Nana berjalan menuju ke dapur sambil membawa tasnya dengan tergesa-gesa. Hari ini dia bangun kesiangan, mungkin karena kelelahan tidurnya terasa jadi lebih nyenyak. Setelah duduk ia langsung memakan sarapannya dengan buru-buru. Miguelle sudah memperingatkan Nana agar pelan-pelan tapi Nana tidak menghiraukannya. Setelah selesai sarapan Nana langsung menyambar tasnya dan berlari keluar.
Miguelle memanggil Nana yang belum jauh dari rumah, "Nana, sini dulu!" teriak Miguelle.
Nana yang mendengar itu langsung menghentikan langkahnya dan berbalik badan, "Apa lagi Bu? Nana udah terlambat ini," Nana berjalan ke arah rumah dengan langkah malas. Ia bingung kenapa Miguelle memintanya untuk berbalik padahal ia yakin kalau sang Ibu tau bahwa ia sudah terlambat.
"Kamu tunggu sini dulu, sebentar lagi jemputan kamu dateng."
"Jemputan? Ibu jangan bercanda deh, Nana udah telat ini," keluh Nana.
"Sshh, kamu diem dulu."
Nana tidak menjawab lagi, ia diam menuruti perkataan Miguelle. Walau begitu hatinya tetap tidak tenang, 15 menit lagi bel masuk berbunyi, sedangkan butuh waktu sekitar 30 menit untuk sampai ke sekolah dengan berjalan kaki. Nana benar-benar tidak bisa tenang sekarang ini.
Beberapa menit kemudian sebuah mobil Mercedes-Benz tipe C-Class berwarna hitam berhenti didepan Nana dan Miguelle. Dari dalamnya keluar pemuda tampan yang menggunakan setelan berwarna hitam.
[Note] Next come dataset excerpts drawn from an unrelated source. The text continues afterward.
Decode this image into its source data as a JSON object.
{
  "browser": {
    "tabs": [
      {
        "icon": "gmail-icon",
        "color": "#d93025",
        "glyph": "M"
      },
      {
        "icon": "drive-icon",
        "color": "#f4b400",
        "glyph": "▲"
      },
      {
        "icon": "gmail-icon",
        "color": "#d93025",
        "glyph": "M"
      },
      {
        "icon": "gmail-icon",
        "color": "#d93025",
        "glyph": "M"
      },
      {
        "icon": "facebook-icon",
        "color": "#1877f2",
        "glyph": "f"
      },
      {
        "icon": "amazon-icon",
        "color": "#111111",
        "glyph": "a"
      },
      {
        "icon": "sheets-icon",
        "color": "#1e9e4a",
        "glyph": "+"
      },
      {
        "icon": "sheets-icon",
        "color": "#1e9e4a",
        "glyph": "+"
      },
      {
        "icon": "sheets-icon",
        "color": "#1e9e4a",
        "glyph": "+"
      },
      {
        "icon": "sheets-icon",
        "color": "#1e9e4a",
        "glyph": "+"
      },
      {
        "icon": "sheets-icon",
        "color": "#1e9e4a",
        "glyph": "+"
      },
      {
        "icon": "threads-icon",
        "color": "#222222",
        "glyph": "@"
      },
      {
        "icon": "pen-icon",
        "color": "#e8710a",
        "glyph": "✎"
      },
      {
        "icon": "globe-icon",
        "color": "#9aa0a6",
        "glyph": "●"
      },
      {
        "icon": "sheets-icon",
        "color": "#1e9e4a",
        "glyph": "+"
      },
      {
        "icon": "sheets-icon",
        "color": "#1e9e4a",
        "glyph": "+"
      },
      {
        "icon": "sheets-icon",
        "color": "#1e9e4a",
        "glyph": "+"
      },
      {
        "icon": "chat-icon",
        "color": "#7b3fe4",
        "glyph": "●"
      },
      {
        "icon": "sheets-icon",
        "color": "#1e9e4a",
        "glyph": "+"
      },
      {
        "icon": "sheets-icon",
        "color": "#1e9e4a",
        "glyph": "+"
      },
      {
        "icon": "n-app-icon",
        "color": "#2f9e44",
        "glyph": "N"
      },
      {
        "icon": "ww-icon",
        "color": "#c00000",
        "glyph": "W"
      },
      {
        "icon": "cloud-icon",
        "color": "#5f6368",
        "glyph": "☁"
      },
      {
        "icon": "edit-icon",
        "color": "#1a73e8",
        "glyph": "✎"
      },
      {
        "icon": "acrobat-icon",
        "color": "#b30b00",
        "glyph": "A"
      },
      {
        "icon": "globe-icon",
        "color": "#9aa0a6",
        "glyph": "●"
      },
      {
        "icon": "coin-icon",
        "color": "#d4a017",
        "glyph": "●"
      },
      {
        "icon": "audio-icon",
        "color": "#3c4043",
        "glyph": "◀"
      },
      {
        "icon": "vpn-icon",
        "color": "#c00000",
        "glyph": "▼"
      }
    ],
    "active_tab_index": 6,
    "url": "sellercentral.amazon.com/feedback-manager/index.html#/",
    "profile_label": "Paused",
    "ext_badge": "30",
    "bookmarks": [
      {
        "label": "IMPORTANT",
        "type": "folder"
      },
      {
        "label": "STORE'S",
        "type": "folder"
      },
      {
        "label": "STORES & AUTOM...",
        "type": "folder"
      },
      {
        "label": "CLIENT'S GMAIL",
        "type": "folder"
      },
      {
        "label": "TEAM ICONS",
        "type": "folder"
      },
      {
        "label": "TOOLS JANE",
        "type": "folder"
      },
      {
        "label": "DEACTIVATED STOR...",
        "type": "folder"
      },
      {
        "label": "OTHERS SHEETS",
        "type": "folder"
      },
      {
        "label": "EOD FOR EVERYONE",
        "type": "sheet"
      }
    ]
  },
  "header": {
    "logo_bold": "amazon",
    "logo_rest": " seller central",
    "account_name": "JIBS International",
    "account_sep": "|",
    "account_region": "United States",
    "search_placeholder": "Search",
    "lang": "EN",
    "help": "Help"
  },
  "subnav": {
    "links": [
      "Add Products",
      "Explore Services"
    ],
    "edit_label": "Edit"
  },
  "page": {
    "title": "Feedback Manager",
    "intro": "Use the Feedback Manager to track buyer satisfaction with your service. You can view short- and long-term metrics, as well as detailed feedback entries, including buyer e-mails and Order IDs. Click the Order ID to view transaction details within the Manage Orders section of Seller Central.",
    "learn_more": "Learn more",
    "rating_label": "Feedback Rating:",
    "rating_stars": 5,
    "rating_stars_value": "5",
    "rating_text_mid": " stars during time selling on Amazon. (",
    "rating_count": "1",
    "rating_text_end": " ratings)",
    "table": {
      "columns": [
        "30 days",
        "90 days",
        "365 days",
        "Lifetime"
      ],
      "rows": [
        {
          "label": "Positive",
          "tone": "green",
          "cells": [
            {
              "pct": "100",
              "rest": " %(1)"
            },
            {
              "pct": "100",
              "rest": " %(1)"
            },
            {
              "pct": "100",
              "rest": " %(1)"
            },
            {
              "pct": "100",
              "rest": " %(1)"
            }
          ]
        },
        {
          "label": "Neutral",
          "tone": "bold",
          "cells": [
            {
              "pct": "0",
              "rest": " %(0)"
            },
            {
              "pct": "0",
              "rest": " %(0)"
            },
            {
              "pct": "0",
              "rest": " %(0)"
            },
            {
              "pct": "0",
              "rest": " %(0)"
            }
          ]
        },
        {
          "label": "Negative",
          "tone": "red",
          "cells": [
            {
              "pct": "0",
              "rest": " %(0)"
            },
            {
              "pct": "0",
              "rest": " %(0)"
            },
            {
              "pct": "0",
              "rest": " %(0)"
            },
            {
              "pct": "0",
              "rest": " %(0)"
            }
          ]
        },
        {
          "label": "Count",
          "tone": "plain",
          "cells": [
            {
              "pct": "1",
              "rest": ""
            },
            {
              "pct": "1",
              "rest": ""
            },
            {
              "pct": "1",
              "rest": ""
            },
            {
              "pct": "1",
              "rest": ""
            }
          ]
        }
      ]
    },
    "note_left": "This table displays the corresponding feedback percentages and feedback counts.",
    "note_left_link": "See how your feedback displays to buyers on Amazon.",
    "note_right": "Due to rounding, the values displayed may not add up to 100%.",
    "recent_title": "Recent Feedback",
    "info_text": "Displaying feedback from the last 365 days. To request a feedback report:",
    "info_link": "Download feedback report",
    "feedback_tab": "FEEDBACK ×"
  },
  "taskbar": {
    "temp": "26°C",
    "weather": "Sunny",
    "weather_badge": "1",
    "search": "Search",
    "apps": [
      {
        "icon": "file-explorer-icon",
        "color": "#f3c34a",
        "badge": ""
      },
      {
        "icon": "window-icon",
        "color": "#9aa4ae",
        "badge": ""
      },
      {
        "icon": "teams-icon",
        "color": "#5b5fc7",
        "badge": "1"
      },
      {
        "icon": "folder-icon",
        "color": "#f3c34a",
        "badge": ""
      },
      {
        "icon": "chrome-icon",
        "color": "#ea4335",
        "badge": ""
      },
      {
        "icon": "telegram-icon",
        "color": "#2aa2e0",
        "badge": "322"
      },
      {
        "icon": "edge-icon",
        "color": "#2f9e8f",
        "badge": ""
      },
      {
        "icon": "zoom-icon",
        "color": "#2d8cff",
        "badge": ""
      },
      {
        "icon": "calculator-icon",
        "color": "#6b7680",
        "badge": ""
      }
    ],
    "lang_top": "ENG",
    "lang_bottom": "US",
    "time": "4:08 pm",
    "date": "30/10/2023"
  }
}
Kulitnya berwarna kuning langsat, rambutnya hitam legam dan sedikit mengkilap–mungkin efek dari pomade yang ia gunakan–, ia terlihat ramah dengan senyum yang menghiasi wajahnya. Nana menebak pria itu berumur awal 20-an.
"Ayo Nana, kita berangkat," kata pria tampan itu.
"Eh, kau tau namaku?" Nana sedikit terkejut ketika pria itu tahu namanya.
Pria itu tersenyum kepada Nana, kemudian menunjuk name tag yang terpasang di dada sebelah kirinya. Disitu tertulis nana "Devli" menggunakan huruf kapital. Nana kaget ketika melihat nama yang tertera di name tag itu, sedikit tak percaya kalau yang ada dihadapannya saat ini adalah Devli.
"Dev? Itu kau?" Nana menghampiri Devli "tampan" yang sedang berdiri di dekat mobil. Ia mencoba mencubit pipinya, namun itu bukanlah hal mudah karena Devli jauh lebih tinggi dibanding Nana. Setelah berhasil meraih pipi Devli, Nana langsung mencubitnya untuk memastikan apakah dia asli atau hanya sebuah ilusi.
Beberapa kali Nana mencubit Devli, tak hanya di pipi tapi juga di hidung, lengan dan bagian lainnya, tetap tidak ada perubahan yang terjadi. Akhirnya ia percaya kalau itu memang asli.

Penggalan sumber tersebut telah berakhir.